Here, Plaintiffs objected to United Rentals’ use of all five of its peremptory strikes on black women, and United Rentals objected to Plaintiffs’ striking four white men and one Hispanic man. The judge granted two of Plaintiffs’ Batson challenges, and denied all of United Rentals’ challenges. After reviewing the voir dire colloquies and arguments of counsel, the Court of Appeals held the judge did not abuse her discretion in finding that race was a motivating factor for United Rentals striking one of the two jurors. Central to the Court’s holding was that the record did not support counsel’s stated reason for striking the prospective juror. The second juror placed on the jury over United Rentals’ objection did not join in the jury’s adverse verdict, so the appeals court held any error in allowing her to serve was harmless.
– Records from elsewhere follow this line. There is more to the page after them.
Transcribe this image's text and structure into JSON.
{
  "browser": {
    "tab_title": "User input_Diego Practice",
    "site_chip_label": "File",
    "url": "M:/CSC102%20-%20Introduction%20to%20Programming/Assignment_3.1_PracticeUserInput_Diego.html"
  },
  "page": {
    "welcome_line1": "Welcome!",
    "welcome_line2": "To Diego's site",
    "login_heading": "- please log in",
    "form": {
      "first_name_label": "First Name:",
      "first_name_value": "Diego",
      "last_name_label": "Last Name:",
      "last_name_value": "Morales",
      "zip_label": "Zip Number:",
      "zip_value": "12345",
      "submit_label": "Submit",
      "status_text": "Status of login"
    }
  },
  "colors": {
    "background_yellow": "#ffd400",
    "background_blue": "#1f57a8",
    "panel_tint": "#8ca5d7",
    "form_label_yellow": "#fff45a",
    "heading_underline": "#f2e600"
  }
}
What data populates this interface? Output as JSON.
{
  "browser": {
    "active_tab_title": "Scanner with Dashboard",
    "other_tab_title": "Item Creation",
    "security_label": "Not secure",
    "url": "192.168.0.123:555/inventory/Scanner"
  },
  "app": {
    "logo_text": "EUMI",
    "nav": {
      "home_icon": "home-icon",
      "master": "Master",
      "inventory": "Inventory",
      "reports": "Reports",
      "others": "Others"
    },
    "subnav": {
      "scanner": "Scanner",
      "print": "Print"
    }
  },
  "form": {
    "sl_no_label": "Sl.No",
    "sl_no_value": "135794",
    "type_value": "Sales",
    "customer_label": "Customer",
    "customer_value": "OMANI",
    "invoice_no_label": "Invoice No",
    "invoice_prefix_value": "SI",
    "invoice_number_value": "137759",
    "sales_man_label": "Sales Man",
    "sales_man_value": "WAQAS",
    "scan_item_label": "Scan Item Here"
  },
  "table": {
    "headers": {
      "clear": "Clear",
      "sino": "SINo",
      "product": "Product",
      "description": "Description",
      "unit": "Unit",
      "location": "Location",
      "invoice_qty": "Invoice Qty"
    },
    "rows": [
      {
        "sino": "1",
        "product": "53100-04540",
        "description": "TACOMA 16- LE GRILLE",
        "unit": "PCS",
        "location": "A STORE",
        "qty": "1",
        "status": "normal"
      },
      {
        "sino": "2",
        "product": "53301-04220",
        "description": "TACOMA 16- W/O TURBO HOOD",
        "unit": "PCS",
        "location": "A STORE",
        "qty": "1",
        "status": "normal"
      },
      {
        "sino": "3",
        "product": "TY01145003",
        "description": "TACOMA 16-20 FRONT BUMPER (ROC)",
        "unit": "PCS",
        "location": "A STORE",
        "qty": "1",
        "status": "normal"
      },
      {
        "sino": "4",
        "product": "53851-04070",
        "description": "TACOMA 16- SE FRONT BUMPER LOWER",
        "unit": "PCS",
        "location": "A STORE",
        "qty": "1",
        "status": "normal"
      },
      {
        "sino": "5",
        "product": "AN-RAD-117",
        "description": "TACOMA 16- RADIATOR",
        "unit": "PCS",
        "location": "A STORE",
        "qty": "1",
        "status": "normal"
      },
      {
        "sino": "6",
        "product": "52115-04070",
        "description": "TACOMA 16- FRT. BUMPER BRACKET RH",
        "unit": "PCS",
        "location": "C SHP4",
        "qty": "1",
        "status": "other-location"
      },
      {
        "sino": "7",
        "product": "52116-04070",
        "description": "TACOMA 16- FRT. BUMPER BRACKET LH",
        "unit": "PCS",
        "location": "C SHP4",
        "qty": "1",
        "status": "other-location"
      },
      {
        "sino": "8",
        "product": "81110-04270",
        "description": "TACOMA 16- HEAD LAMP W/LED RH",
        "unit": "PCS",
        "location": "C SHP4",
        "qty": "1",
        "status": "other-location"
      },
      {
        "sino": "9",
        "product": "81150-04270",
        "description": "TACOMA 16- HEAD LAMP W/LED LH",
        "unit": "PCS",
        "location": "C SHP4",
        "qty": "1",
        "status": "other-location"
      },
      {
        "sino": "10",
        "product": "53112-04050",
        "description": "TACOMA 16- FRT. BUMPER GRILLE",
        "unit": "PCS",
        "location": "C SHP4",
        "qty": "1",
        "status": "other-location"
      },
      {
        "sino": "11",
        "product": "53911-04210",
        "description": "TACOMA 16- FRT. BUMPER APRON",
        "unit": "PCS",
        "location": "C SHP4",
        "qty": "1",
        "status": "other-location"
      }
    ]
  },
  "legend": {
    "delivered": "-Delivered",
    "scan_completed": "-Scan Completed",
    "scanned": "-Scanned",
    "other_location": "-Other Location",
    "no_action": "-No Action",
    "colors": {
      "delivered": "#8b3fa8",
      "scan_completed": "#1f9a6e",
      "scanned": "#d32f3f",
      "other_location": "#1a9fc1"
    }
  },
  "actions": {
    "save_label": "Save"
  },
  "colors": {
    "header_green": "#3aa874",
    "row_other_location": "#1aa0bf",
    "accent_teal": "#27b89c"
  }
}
As for the trial court’s denial of United Rentals’ challenge to Plaintiffs’ strikes, the appeals court rejected the argument that Plaintiffs’ counsel admitted unlawful discrimination by telling the judge, “We know from our focus groups that the African-American female is the most favorable juror for this case for whatever reason.” The court concluded counsel made this statement in the context of “explaining why they believed United Rentals’ strike of [a] particular black panelist was pretextual,” and did not evidence Plaintiffs’ “intent to seat a jury without whites or males.” And although the Court acknowledged the gender and racial “disparities suggest something more than happenstance,” they did not alone “establish that appellees’ explanations of the strikes were pretextual.” The Court then conducted a “comparative analysis” of the record relevant to each of Plaintiffs’ strikes and concluded the judge did not abuse her discretion in denying the challenges. The Court explained, “Disparate treatment is not shown where a party strikes a juror because of multiple characteristics and does not strike jurors of other races or genders who share one or more of those characteristics.”

The online docket does not reveal a request for en banc review or a vote on such a request. Nevertheless, two dissents from a denial of en banc consideration, released at the same time as the panel opinion, indicate a vote did occur. See Tex. R. App. P. 41.2(c). Justice Evans, joined by Justices Whitehill and Schenck, submitted a lengthy opinion supporting reversal and remand for a new trial on the grounds that “a race- and gender-based goal—the substantial motivation—in selecting the jury was plainly and openly stated, and 100% of the peremptory challenges were perfectly consistent with that goal.” The dissent characterized the statement of Plaintiffs’ counsel that “the African-American female is the most favorable juror for this case” as rare “direct evidence of discriminatory intent,” which, combined with evidence of the plan’s execution, “may well stand for itself and obviate any need of further analysis.” Nevertheless, the dissent reviewed in detail the record relevant to each of the jurors excluded by Plaintiffs. In addition to Plaintiffs’ stated “discriminatory goal,” the dissent found “misstatements of the record” and “pretextual reasons about which [Plaintiffs] did not ask questions.” According to the dissent, “the only possible conclusion” is that Plaintiffs “intended to strike non-black men from the jury in violation of Batson” and its progeny.